I looked at the FBI web site. This tells me that the value of all property crime in America in 2007 was $17.6 Billion. That’s just a Thursday’s work on Wall Street. In 2008 approximately 2.4 million Americans served time, most for drug or property crime. How many of these had worked on Wall Street? I’m sure it’s not many.
The transactions that have contributed to the financial crisis are immensely complicated and the firms engaging in them can effectively obfuscate. Identifying individuals, providing just punishment, and the removal of such individuals from society will take a long time. It is certain that the vast majority will go unpunished. The New York Statute of Limitations seems grossly insufficient given the magnitude of these crimes. Further, the class of felony that such crimes fall into should be reviewed.
If Goldman or others had information on the financial status of Greece that was not public information, then traded on that information in the CDS or currency markets, they have traded on inside information. This is in addition to the multitudes of other violations which are already alleged. Where are the arrests? I understand the investigations may take a long time. Quite honestly, the effective prosecution of such crimes may take decades.
Who is our Simon Wiesenthal? Who will track down these criminals in the coming months, years, decades? Perhaps we need some old men to spend their last years in prison after thinking they effectively fleeced the world. Perhaps the cycle of crises can be mitigated if the prosecution for these particular crimes continues for decades and every so often Wall Street is reminded that there is no sanctuary and that individuals will be hunted down at whatever time in whatever place.

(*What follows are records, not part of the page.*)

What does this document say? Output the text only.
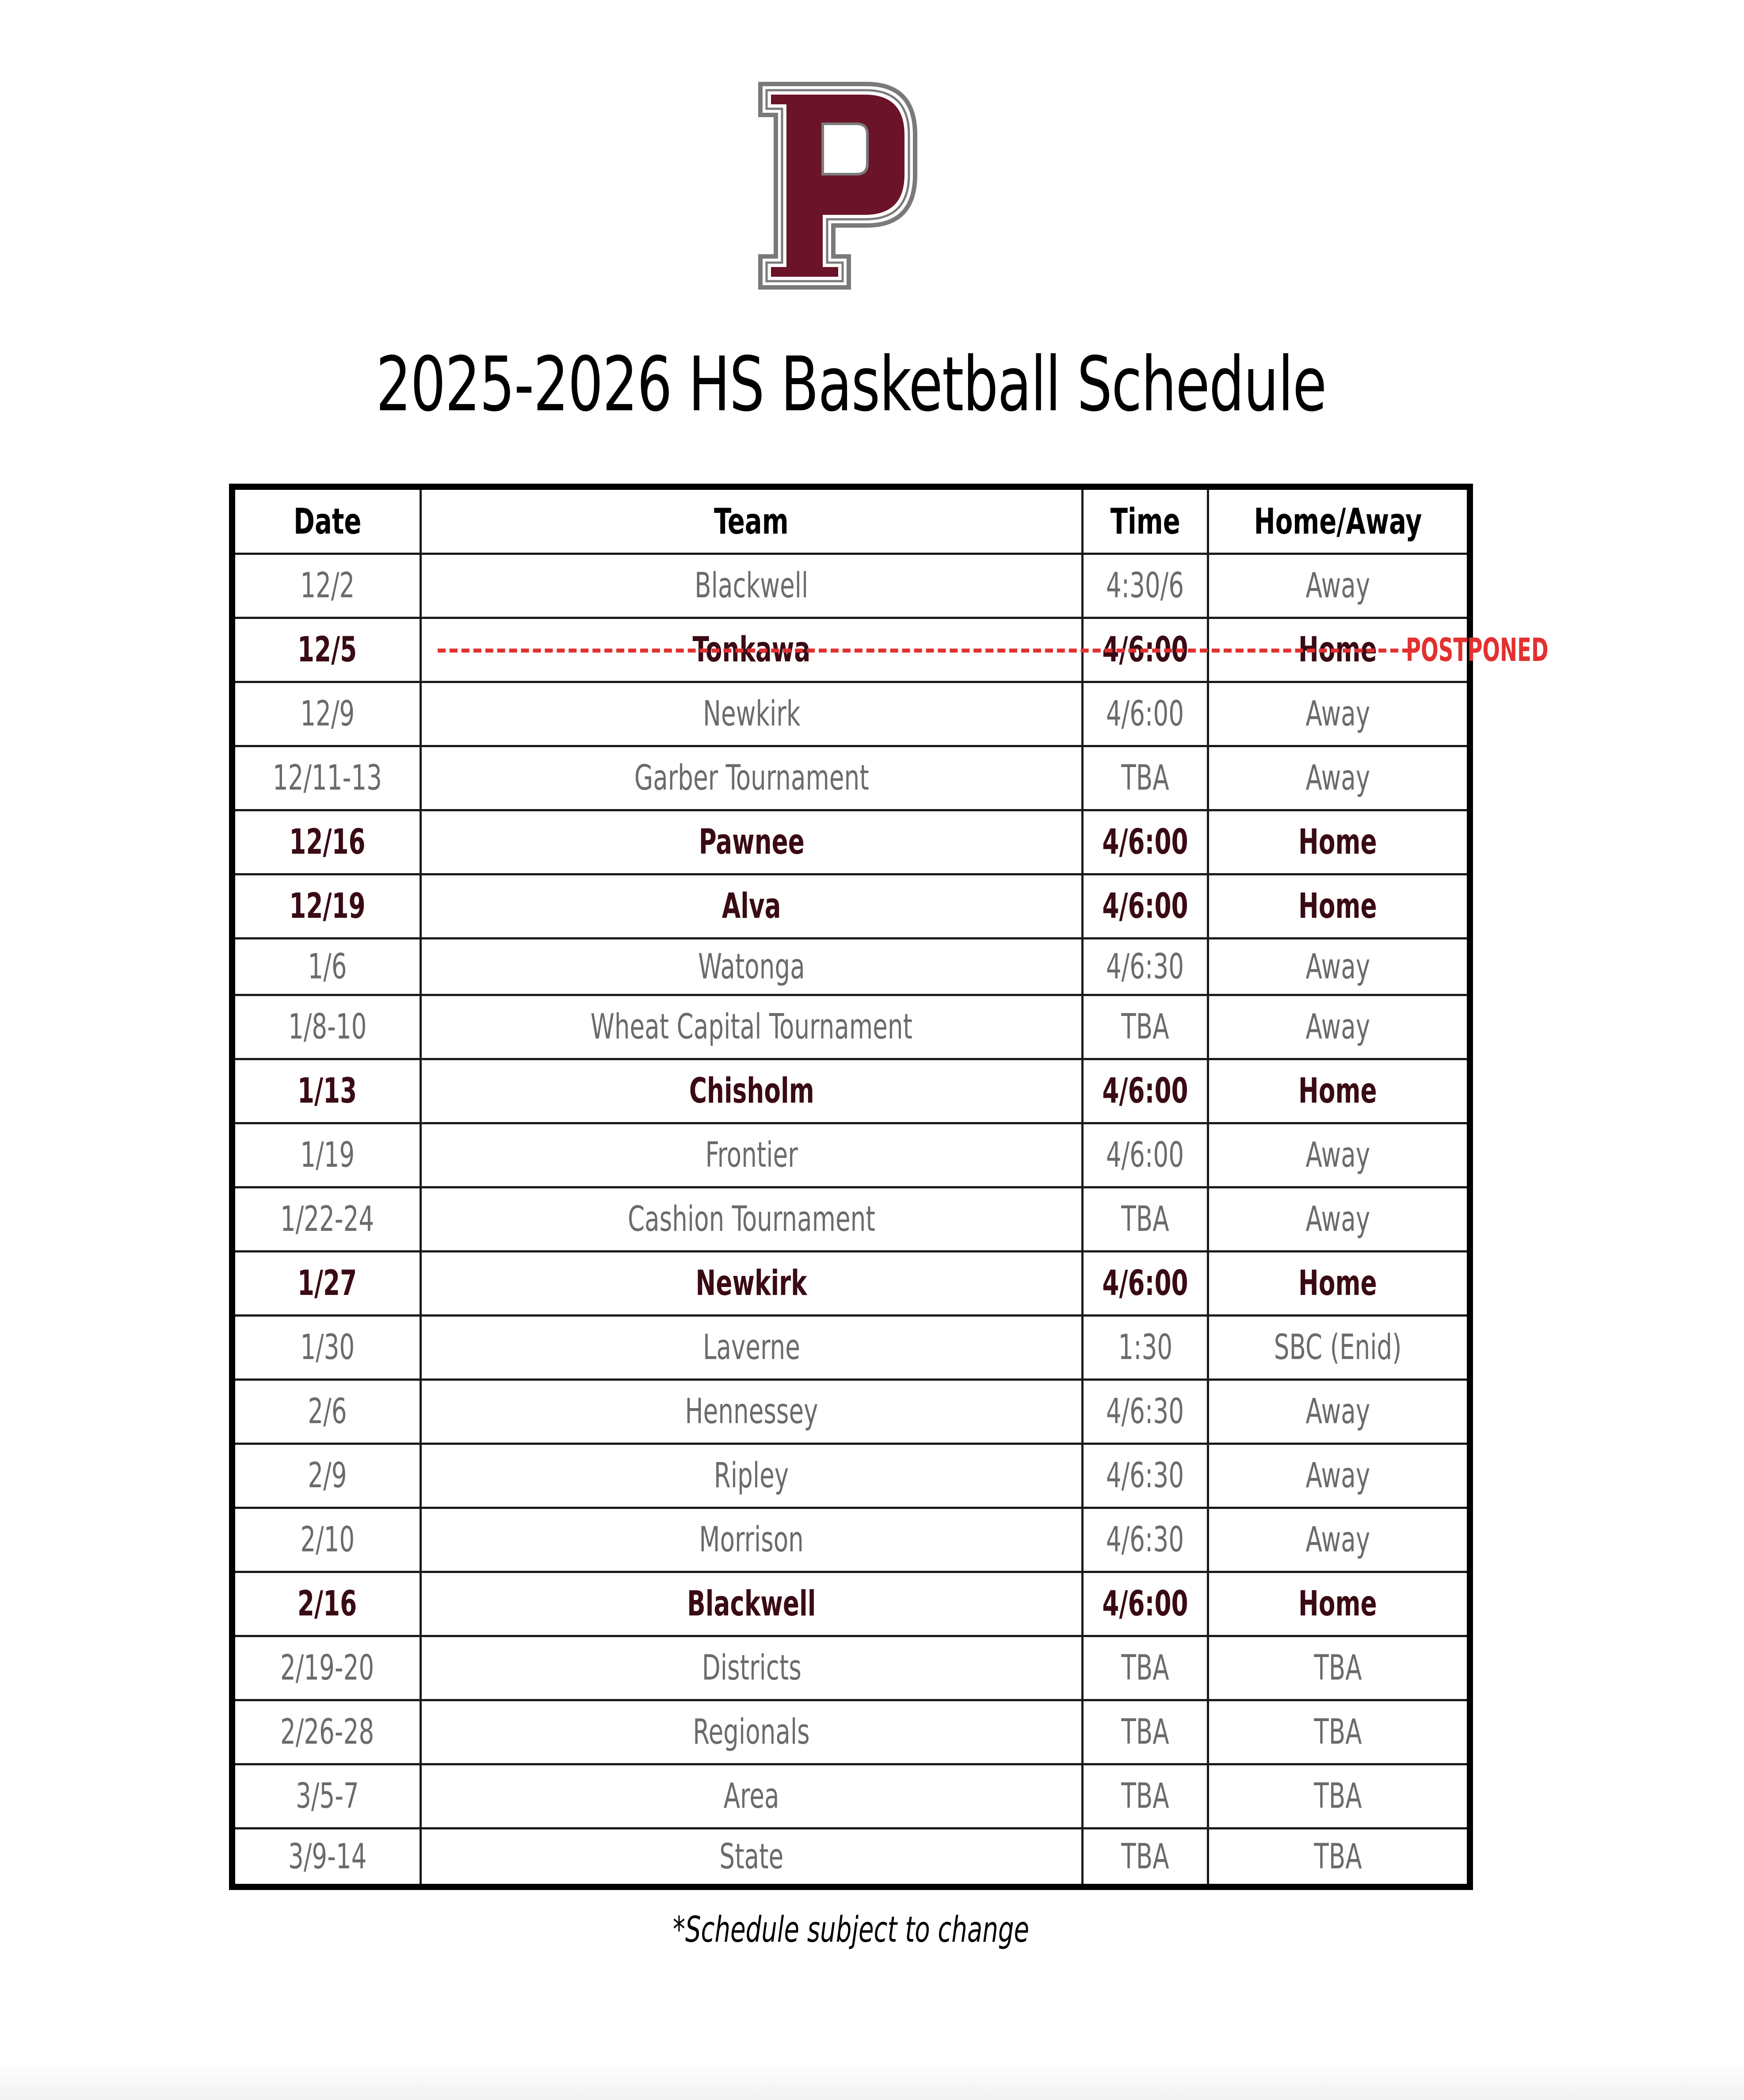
2025-2026 HS Basketball Schedule
Date	Team	Time	Home/Away
12/2	Blackwell	4:30/6	Away
12/5	Tonkawa	4/6:00	Home
12/9	Newkirk	4/6:00	Away
12/11-13	Garber Tournament	TBA	Away
12/16	Pawnee	4/6:00	Home
12/19	Alva	4/6:00	Home
1/6	Watonga	4/6:30	Away
1/8-10	Wheat Capital Tournament	TBA	Away
1/13	Chisholm	4/6:00	Home
1/19	Frontier	4/6:00	Away
1/22-24	Cashion Tournament	TBA	Away
1/27	Newkirk	4/6:00	Home
1/30	Laverne	1:30	SBC (Enid)
2/6	Hennessey	4/6:30	Away
2/9	Ripley	4/6:30	Away
2/10	Morrison	4/6:30	Away
2/16	Blackwell	4/6:00	Home
2/19-20	Districts	TBA	TBA
2/26-28	Regionals	TBA	TBA
3/5-7	Area	TBA	TBA
3/9-14	State	TBA	TBA
POSTPONED
*Schedule subject to change
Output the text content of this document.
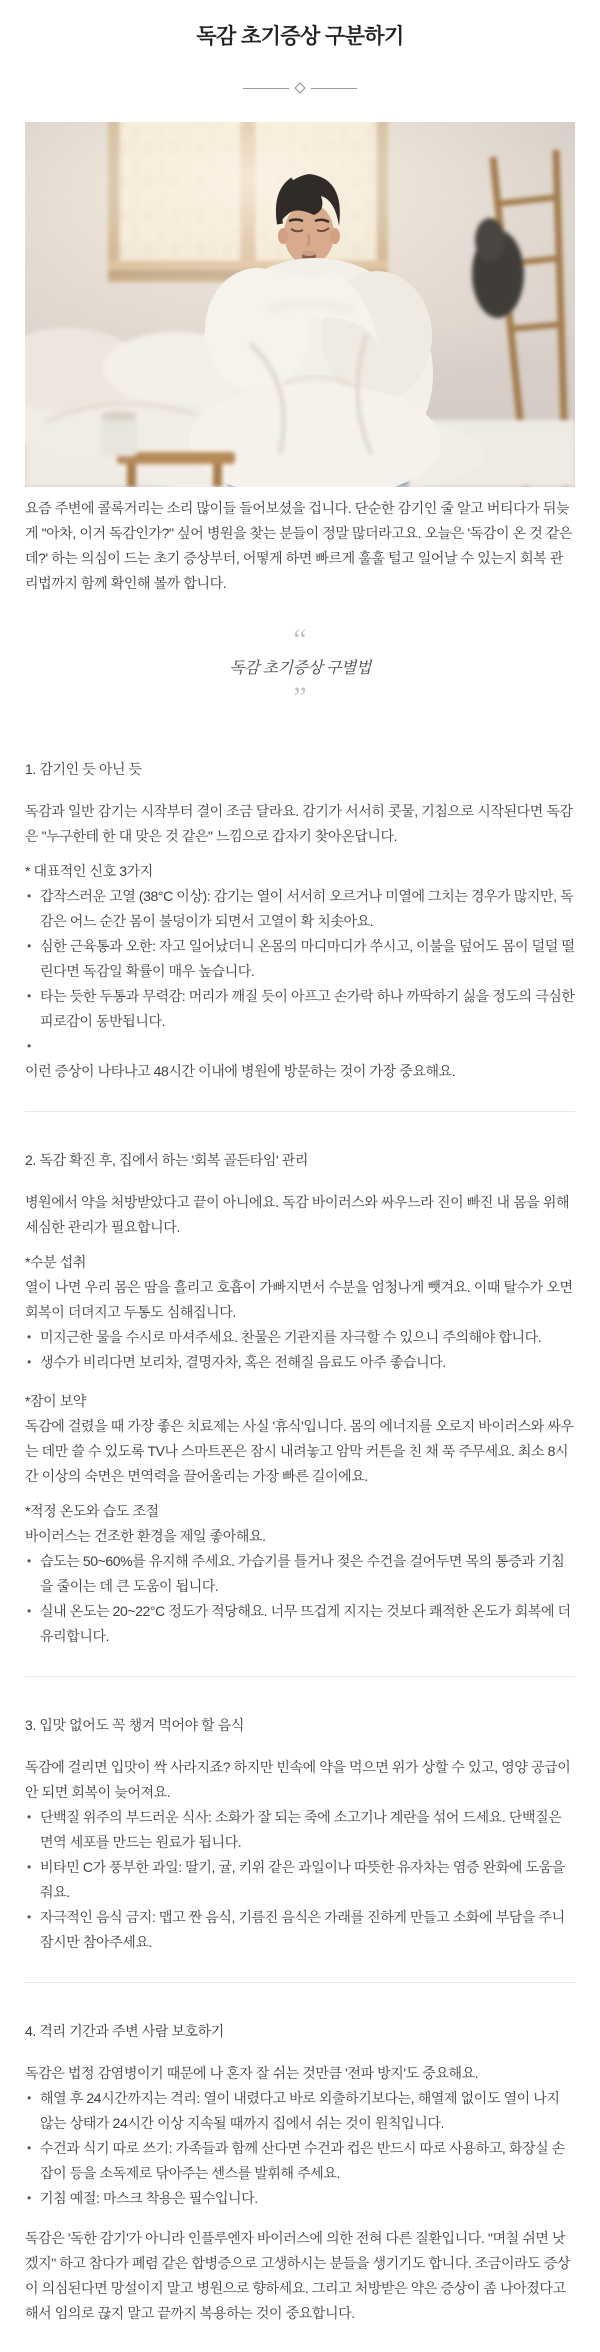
독감 초기증상 구분하기

요즘 주변에 콜록거리는 소리 많이들 들어보셨을 겁니다. 단순한 감기인 줄 알고 버티다가 뒤늦게 "아차, 이거 독감인가?" 싶어 병원을 찾는 분들이 정말 많더라고요. 오늘은 '독감이 온 것 같은데?' 하는 의심이 드는 초기 증상부터, 어떻게 하면 빠르게 훌훌 털고 일어날 수 있는지 회복 관리법까지 함께 확인해 볼까 합니다.

“
독감 초기증상 구별법
”
1. 감기인 듯 아닌 듯

독감과 일반 감기는 시작부터 결이 조금 달라요. 감기가 서서히 콧물, 기침으로 시작된다면 독감은 "누구한테 한 대 맞은 것 같은" 느낌으로 갑자기 찾아온답니다.

* 대표적인 신호 3가지

• 갑작스러운 고열 (38°C 이상): 감기는 열이 서서히 오르거나 미열에 그치는 경우가 많지만, 독감은 어느 순간 몸이 불덩이가 되면서 고열이 확 치솟아요.
• 심한 근육통과 오한: 자고 일어났더니 온몸의 마디마디가 쑤시고, 이불을 덮어도 몸이 덜덜 떨린다면 독감일 확률이 매우 높습니다.
• 타는 듯한 두통과 무력감: 머리가 깨질 듯이 아프고 손가락 하나 까딱하기 싫을 정도의 극심한 피로감이 동반됩니다.
•

이런 증상이 나타나고 48시간 이내에 병원에 방문하는 것이 가장 중요해요.

2. 독감 확진 후, 집에서 하는 '회복 골든타임' 관리

병원에서 약을 처방받았다고 끝이 아니에요. 독감 바이러스와 싸우느라 진이 빠진 내 몸을 위해 세심한 관리가 필요합니다.

*수분 섭취

열이 나면 우리 몸은 땀을 흘리고 호흡이 가빠지면서 수분을 엄청나게 뺏겨요. 이때 탈수가 오면 회복이 더뎌지고 두통도 심해집니다.

• 미지근한 물을 수시로 마셔주세요. 찬물은 기관지를 자극할 수 있으니 주의해야 합니다.
• 생수가 비리다면 보리차, 결명자차, 혹은 전해질 음료도 아주 좋습니다.

*잠이 보약

독감에 걸렸을 때 가장 좋은 치료제는 사실 '휴식'입니다. 몸의 에너지를 오로지 바이러스와 싸우는 데만 쓸 수 있도록 TV나 스마트폰은 잠시 내려놓고 암막 커튼을 친 채 푹 주무세요. 최소 8시간 이상의 숙면은 면역력을 끌어올리는 가장 빠른 길이에요.

*적정 온도와 습도 조절

바이러스는 건조한 환경을 제일 좋아해요.

• 습도는 50~60%를 유지해 주세요. 가습기를 틀거나 젖은 수건을 걸어두면 목의 통증과 기침을 줄이는 데 큰 도움이 됩니다.
• 실내 온도는 20~22°C 정도가 적당해요. 너무 뜨겁게 지지는 것보다 쾌적한 온도가 회복에 더 유리합니다.
3. 입맛 없어도 꼭 챙겨 먹어야 할 음식

독감에 걸리면 입맛이 싹 사라지죠? 하지만 빈속에 약을 먹으면 위가 상할 수 있고, 영양 공급이 안 되면 회복이 늦어져요.

• 단백질 위주의 부드러운 식사: 소화가 잘 되는 죽에 소고기나 계란을 섞어 드세요. 단백질은 면역 세포를 만드는 원료가 됩니다.
• 비타민 C가 풍부한 과일: 딸기, 귤, 키위 같은 과일이나 따뜻한 유자차는 염증 완화에 도움을 줘요.
• 자극적인 음식 금지: 맵고 짠 음식, 기름진 음식은 가래를 진하게 만들고 소화에 부담을 주니 잠시만 참아주세요.
4. 격리 기간과 주변 사람 보호하기

독감은 법정 감염병이기 때문에 나 혼자 잘 쉬는 것만큼 '전파 방지'도 중요해요.

• 해열 후 24시간까지는 격리: 열이 내렸다고 바로 외출하기보다는, 해열제 없이도 열이 나지 않는 상태가 24시간 이상 지속될 때까지 집에서 쉬는 것이 원칙입니다.
• 수건과 식기 따로 쓰기: 가족들과 함께 산다면 수건과 컵은 반드시 따로 사용하고, 화장실 손잡이 등을 소독제로 닦아주는 센스를 발휘해 주세요.
• 기침 예절: 마스크 착용은 필수입니다.

독감은 '독한 감기'가 아니라 인플루엔자 바이러스에 의한 전혀 다른 질환입니다. "며칠 쉬면 낫겠지" 하고 참다가 폐렴 같은 합병증으로 고생하시는 분들을 생기기도 합니다. 조금이라도 증상이 의심된다면 망설이지 말고 병원으로 향하세요. 그리고 처방받은 약은 증상이 좀 나아졌다고 해서 임의로 끊지 말고 끝까지 복용하는 것이 중요합니다.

Do not tell me these are small matters. People starve when you manipulate markets to speculate the price of corn up 100%. People die when you do not put proper safety equipment on a well to save a half million bucks and then destroy an ecosystem. Some people jump onto subway tracks. Some have heart attacks when their life savings are gone. Some burn to death in street riots. Do not tell me these are small things, errors in judgment, rogue actions. If we have figured out anything, have we not figured out that these are systemic problems and that the institutions involved make decisions that the rewards justify the risks, not just financial risks, but also the risks of sanctions or prosecution of any sort? Are we going to do anything to alter the balance of risk and reward so that the rational decision is to do the right thing?